In the upcoming documentary Jaws @ 50: The Definitive Inside Story , which hits Hulu and Disney+ next month, Spielberg opens up about the lingering emotional toll the film left on him.
One moment in particular moment is when Universal shipped the original Orca boat from Martha's Vineyard to the backlot for the Studio Tour attraction, Spielberg began making regular solo visits. Not for nostalgia or photo ops. But for healing. He said:
'When they brought one of the boats all the way back from Martha's Vineyard and shipped the boat, the Orca, to the Universal backlot and put it in the water right next to the Jaws ride.
'I used to get on my electric cart, without telling anybody, and I would sneak behind the trams so nobody could see me and I'd just sneak on board the boat and I would sit in the cabin in that little leatherette booth and I would just sit there and sometimes cry.'
That might sound strange coming from the man whose film changed the industry forever. But Jaws was a grueling ordeal to make. Mechanical shark failures, an unforgiving shooting location, and an over-budget, over-schedule nightmare that had the young director fearing for his career. It left scars that didn't fade easily. He added:
'I had nothing to cry about. The film was this phenomenon, and I'm sitting here shedding tears because I'm not able to divest myself of the experience. The boat helped me to begin to forget. That Orca was my therapeutic companion for several years after Jaws came out.'
It's a very personal revelation, one that reframes how we view not just the making of Jaws , but Spielberg himself. He wasn't basking in the glory of a hit. He was still emotionally tethered to a project that nearly broke him. For a time, the Orca wasn't a prop or a set piece. It was a quiet place where he could process it all.

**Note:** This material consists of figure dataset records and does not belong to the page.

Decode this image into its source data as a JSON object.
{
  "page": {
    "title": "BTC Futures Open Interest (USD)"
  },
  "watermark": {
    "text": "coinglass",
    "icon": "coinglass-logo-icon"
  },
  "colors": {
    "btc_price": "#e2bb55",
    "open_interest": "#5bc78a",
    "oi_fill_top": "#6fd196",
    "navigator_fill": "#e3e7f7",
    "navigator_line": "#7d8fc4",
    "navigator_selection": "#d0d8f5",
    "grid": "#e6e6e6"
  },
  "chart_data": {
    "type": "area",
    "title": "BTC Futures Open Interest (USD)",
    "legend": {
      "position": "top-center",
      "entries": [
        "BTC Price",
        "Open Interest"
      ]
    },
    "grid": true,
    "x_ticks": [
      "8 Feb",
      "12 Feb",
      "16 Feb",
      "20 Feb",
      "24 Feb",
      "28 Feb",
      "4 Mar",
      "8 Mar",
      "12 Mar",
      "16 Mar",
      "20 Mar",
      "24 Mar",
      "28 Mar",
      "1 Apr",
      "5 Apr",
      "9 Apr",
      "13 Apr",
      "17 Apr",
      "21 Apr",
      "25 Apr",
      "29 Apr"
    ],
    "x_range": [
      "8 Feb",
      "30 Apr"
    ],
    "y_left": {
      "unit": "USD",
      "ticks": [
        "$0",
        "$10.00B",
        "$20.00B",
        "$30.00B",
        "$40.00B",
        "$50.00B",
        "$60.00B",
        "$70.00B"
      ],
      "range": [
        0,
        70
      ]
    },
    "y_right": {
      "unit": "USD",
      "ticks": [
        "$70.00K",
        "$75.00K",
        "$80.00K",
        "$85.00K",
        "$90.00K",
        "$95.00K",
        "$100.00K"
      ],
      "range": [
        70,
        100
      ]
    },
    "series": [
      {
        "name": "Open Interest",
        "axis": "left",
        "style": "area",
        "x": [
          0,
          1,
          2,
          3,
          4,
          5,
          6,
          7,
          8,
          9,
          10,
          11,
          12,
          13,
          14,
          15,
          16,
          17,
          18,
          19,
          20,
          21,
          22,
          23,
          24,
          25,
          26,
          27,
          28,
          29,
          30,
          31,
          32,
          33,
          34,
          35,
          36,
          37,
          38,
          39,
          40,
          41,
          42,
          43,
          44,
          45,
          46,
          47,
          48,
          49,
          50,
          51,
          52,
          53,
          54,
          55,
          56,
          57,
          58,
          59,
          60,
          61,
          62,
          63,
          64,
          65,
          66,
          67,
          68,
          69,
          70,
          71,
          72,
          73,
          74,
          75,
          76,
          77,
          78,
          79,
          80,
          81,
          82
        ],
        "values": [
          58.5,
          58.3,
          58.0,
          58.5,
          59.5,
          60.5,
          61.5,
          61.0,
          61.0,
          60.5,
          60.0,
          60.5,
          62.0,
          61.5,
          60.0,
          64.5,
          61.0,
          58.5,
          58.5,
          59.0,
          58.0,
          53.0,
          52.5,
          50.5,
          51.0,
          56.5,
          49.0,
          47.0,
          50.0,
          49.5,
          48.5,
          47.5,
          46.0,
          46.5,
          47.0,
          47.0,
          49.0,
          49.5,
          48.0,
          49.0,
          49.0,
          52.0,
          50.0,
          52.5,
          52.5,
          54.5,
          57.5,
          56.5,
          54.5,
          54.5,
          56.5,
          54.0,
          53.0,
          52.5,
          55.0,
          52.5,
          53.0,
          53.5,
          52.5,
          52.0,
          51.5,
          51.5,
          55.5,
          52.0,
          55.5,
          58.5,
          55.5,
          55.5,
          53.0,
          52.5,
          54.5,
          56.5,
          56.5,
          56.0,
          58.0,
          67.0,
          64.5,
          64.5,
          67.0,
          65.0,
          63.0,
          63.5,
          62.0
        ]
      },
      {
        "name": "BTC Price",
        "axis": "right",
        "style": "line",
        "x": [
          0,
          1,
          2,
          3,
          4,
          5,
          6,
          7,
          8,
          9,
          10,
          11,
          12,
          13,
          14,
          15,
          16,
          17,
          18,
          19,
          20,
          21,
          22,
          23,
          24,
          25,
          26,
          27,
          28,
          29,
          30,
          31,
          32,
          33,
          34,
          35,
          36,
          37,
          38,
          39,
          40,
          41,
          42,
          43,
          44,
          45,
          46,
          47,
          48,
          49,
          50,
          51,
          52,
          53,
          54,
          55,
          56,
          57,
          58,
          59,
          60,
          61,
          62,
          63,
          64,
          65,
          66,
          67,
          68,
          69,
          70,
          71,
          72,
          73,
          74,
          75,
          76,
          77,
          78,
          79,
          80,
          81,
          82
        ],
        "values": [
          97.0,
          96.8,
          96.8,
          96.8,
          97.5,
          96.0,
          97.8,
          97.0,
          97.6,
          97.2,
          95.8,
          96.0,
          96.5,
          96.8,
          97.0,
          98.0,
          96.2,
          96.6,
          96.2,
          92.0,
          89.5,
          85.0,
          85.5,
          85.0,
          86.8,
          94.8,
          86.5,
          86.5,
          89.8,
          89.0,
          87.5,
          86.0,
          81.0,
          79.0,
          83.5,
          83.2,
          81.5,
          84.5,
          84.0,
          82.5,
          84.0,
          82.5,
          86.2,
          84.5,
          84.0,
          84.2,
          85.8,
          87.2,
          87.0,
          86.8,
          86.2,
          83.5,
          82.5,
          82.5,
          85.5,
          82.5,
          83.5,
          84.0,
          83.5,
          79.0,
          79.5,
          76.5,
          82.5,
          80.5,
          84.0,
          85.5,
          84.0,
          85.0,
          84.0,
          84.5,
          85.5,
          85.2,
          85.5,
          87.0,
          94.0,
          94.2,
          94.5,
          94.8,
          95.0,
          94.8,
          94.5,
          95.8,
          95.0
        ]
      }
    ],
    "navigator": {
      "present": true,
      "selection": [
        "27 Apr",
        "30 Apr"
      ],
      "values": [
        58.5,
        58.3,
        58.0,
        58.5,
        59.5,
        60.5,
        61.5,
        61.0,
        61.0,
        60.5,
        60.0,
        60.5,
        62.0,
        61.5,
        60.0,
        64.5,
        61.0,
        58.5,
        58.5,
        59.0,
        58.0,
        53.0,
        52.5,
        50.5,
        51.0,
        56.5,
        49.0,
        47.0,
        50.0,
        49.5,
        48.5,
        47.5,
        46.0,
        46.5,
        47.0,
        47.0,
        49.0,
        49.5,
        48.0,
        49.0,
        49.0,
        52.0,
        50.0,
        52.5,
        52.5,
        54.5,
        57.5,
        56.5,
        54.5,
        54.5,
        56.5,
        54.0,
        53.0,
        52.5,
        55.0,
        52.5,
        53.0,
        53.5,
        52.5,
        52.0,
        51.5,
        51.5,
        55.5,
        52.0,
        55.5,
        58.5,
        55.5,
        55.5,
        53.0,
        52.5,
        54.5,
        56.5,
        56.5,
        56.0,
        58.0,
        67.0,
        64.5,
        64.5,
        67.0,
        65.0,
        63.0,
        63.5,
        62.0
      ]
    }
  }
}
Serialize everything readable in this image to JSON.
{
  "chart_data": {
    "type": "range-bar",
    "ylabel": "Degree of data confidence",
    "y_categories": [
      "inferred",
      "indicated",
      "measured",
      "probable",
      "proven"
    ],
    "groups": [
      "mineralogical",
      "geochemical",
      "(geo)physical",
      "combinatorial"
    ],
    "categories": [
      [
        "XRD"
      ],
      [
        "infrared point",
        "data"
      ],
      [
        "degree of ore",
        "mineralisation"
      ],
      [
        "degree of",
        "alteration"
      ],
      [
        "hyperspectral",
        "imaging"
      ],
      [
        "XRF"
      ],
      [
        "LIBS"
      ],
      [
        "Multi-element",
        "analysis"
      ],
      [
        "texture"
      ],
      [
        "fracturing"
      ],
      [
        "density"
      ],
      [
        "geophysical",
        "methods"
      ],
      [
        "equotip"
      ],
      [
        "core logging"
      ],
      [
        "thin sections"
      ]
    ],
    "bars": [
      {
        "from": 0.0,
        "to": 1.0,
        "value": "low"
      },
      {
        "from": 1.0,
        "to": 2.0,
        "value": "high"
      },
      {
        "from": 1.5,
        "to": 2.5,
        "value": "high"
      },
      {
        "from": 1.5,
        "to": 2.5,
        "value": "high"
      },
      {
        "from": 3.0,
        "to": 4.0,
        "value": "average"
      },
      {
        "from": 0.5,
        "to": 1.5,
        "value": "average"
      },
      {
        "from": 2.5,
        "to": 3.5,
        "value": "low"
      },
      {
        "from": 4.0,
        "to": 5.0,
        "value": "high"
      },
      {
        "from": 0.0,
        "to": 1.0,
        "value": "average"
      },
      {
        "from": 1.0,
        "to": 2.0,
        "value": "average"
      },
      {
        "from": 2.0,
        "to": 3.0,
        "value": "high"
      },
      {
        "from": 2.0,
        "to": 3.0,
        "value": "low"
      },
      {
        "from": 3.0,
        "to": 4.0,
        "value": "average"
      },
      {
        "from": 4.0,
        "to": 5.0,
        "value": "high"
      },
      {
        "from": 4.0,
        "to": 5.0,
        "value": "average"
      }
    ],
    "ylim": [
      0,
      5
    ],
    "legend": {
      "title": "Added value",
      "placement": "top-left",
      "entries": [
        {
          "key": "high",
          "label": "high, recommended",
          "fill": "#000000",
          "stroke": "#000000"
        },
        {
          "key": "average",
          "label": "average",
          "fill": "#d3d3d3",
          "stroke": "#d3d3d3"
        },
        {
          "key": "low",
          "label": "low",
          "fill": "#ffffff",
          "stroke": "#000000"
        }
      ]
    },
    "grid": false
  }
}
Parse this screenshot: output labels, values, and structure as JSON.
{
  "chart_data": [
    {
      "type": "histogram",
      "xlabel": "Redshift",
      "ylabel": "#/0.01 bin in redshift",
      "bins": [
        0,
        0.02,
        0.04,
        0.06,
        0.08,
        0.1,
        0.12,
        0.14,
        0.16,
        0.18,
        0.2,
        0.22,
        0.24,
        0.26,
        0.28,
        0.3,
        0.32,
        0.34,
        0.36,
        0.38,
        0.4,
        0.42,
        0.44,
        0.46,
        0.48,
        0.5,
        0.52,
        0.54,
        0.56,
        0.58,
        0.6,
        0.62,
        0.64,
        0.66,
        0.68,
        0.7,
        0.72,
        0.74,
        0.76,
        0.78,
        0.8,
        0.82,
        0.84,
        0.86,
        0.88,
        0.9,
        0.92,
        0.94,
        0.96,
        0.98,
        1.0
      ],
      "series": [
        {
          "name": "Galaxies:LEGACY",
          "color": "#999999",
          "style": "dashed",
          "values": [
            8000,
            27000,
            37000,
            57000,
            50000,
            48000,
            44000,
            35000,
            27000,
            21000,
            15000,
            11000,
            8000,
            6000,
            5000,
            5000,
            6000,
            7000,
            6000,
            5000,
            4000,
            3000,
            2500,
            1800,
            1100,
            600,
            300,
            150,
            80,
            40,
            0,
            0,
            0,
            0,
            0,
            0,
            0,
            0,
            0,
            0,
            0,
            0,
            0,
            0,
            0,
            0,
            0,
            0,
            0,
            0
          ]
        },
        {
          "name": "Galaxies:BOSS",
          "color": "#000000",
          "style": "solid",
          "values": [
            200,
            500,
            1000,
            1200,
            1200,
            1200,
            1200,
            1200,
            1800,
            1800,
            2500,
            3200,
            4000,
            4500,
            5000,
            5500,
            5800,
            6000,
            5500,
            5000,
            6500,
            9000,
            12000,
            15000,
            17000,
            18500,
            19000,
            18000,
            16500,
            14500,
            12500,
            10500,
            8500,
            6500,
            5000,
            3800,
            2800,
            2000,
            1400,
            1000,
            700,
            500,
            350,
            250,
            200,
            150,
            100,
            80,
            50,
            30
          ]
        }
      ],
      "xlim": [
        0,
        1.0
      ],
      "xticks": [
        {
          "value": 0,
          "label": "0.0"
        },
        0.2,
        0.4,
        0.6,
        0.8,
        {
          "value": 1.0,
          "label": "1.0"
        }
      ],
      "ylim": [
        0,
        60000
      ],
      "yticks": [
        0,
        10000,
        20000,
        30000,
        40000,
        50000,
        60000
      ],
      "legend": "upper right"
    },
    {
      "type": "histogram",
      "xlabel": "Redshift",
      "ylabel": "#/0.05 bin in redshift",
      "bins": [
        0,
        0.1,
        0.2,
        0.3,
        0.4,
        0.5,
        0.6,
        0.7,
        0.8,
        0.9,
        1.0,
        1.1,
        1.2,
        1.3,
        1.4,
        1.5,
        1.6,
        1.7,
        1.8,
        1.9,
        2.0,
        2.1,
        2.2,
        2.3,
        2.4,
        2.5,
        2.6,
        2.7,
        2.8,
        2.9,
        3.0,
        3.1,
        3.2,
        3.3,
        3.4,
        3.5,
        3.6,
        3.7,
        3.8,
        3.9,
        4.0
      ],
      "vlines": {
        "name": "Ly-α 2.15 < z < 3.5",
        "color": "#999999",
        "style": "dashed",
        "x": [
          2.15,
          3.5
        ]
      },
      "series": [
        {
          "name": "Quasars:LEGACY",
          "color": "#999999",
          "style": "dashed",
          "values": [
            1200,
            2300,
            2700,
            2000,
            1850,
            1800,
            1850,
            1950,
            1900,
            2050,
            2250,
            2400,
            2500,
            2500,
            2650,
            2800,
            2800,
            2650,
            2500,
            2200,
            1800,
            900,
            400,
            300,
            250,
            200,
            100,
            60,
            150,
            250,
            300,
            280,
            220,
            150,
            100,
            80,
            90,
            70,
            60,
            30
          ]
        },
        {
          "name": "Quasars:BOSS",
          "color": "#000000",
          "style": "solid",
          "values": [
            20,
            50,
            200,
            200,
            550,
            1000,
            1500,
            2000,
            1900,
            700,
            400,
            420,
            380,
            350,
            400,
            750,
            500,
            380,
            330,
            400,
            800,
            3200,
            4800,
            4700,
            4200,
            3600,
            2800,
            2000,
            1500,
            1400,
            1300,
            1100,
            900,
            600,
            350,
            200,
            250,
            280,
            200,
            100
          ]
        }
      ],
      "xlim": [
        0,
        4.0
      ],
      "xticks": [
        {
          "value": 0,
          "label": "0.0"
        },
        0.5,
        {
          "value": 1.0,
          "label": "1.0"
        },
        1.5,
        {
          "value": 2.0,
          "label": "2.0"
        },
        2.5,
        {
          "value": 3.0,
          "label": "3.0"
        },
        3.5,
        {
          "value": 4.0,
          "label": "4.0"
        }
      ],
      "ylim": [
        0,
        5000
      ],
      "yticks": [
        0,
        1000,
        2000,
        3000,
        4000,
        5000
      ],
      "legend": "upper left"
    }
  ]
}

Unfortunately, the original Orca didn't last forever. The elements eventually wore it down and it had to be removed from the backlot. A replica stands in its place today, but now, knowing what the original boat meant to Spielberg, it feels like that spot on the tour holds a different kind of history.
So next time you're on the Universal Studios Tram Tour, coasting past the fake shark and the docks of Amity Island, think about the filmmaker who used to quietly sit there, out of sight. Not as a legend, just as a guy trying to let go of something that never fully let go of him.